“The most surprising thing is the length of time people have been out of work,” said Hugh Bailey, head of satellite operations for Washington’s Department of Employment Services, where municipal crews are using a mobile van made by Winnebago Industries Inc. to find people. “We ask, ‘How long have you been out of work?’ and may hear, ‘Three, four, or five years.’”
The lowest U.S. jobless rate in three years hasn’t changed the long-term picture for millions of Americans: about 5.5 million haven’t worked for 27 weeks or more and are still looking
-- making up 42.9 percent of the total unemployed pool. Another 2.8 million are too discouraged to actively look for work in recent weeks or have other reasons for not wanting to be in the labor force,
according to non-seasonally adjusted data released Feb. 3 by the Labor Department.

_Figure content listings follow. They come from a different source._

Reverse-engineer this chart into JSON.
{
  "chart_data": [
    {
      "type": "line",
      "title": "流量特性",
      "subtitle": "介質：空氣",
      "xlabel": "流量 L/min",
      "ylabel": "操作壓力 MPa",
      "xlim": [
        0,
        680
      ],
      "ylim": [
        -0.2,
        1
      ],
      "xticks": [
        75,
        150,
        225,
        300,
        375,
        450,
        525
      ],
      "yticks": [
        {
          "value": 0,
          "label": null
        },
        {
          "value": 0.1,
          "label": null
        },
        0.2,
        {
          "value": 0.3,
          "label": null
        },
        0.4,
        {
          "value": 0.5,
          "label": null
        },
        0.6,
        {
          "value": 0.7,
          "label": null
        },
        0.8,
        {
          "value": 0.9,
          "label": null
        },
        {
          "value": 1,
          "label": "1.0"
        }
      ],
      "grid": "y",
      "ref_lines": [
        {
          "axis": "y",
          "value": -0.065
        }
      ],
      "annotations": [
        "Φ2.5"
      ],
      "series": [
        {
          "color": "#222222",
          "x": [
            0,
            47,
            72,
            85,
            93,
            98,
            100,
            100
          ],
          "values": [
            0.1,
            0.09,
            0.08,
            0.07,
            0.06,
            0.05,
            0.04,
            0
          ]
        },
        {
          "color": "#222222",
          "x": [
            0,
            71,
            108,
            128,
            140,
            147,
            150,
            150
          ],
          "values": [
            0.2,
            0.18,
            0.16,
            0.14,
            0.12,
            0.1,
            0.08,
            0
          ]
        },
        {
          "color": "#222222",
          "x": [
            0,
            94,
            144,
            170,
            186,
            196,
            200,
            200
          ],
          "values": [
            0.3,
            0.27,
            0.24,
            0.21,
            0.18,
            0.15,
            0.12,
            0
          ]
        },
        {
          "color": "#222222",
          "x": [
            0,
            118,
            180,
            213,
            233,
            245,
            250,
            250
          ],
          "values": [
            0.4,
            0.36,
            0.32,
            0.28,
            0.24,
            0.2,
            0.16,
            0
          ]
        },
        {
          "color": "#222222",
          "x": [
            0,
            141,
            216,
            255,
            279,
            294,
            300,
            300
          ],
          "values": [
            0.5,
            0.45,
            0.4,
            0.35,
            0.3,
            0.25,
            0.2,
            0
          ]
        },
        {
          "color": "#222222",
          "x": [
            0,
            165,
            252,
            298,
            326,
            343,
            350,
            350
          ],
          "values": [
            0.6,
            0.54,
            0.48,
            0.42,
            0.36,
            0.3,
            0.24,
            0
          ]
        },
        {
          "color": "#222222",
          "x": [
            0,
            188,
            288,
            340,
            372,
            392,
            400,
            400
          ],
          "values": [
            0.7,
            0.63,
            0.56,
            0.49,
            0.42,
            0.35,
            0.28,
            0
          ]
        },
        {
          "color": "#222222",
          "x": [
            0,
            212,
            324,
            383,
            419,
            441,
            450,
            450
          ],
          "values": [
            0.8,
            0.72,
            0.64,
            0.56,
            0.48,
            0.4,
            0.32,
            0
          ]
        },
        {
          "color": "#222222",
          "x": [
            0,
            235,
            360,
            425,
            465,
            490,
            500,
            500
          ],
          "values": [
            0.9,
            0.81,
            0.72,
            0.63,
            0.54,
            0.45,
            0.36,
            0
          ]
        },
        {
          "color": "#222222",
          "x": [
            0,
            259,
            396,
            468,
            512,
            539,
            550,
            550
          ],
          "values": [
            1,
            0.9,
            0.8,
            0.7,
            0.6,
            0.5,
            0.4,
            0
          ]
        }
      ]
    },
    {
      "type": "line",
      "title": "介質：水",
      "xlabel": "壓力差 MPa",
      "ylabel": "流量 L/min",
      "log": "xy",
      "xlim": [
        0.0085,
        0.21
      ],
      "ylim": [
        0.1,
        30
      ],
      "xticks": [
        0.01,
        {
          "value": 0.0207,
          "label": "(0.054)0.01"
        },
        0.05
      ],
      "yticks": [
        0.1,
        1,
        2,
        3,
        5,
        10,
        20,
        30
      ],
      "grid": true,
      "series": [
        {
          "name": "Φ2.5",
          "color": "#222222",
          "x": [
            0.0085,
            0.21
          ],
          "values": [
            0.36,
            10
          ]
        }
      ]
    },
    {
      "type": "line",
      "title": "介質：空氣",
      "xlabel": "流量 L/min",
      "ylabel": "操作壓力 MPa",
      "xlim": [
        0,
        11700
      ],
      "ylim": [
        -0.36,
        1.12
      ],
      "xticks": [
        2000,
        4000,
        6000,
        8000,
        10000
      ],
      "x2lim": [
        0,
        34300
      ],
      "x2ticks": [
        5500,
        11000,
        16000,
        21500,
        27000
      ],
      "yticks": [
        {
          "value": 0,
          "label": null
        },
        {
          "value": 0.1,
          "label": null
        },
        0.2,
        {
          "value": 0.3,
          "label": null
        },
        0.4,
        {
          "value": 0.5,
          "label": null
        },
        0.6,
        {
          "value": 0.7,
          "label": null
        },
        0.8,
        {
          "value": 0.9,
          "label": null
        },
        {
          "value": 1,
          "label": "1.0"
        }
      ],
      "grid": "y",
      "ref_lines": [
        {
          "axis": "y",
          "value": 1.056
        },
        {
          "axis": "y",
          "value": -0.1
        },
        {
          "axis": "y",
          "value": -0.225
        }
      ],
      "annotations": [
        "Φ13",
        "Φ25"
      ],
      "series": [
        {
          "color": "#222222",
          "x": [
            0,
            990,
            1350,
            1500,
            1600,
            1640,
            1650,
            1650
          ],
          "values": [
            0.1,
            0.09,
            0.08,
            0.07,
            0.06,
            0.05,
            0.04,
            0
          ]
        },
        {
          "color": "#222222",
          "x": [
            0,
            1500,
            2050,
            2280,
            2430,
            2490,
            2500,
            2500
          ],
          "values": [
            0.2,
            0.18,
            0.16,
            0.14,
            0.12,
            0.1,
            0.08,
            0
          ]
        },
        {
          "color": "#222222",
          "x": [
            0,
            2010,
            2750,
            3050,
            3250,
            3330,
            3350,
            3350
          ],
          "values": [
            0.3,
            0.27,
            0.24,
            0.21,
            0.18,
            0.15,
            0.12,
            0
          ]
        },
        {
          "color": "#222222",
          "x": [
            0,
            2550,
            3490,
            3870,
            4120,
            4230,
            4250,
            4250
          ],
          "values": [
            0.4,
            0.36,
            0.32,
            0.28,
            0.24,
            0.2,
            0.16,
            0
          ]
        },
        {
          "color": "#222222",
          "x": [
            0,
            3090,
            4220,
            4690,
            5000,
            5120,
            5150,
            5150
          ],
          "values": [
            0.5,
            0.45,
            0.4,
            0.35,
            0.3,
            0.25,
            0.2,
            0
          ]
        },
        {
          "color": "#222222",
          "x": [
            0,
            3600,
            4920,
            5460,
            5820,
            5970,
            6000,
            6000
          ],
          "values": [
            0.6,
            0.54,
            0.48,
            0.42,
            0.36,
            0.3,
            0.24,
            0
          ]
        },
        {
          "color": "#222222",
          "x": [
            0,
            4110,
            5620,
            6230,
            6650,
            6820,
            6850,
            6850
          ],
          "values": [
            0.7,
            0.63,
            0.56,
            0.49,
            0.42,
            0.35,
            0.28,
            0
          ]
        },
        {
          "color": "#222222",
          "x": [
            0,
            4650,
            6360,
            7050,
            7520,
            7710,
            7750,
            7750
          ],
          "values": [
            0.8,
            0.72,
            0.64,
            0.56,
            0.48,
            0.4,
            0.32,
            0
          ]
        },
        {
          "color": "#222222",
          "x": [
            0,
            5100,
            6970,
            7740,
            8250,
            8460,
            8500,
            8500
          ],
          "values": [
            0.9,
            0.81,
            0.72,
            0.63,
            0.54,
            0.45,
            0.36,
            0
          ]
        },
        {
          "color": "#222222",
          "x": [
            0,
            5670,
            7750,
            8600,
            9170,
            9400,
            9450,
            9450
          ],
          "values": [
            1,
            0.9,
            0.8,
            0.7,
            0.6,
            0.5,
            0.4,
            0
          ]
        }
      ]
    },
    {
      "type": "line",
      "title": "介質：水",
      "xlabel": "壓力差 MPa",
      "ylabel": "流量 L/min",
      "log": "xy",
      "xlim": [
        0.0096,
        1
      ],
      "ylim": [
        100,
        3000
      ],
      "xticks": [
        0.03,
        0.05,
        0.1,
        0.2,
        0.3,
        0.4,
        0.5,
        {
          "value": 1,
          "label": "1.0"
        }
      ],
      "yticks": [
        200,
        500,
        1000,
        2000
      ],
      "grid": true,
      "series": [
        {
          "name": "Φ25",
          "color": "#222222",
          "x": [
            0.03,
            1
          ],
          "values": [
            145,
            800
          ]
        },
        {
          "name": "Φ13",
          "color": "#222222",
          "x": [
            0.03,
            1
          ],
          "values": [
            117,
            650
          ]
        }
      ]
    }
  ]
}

“The labor market is still worse than the official unemployment rate would suggest,” said Henry Mo, an economist at Credit Suisse Group AG in New York.
Unemployment fell to 8.3 percent in January from 9.1 percent a year earlier, and payrolls increased by 243,000 workers, extending from professional services and hospitality to manufacturing. Job gains haven’t done much to boost the percentage of the population participating in the labor force: 63.7 percent, the lowest level in three decades. Last month’s drop in the participation rate reflected adjustments to the labor force count resulting from the 2010 census.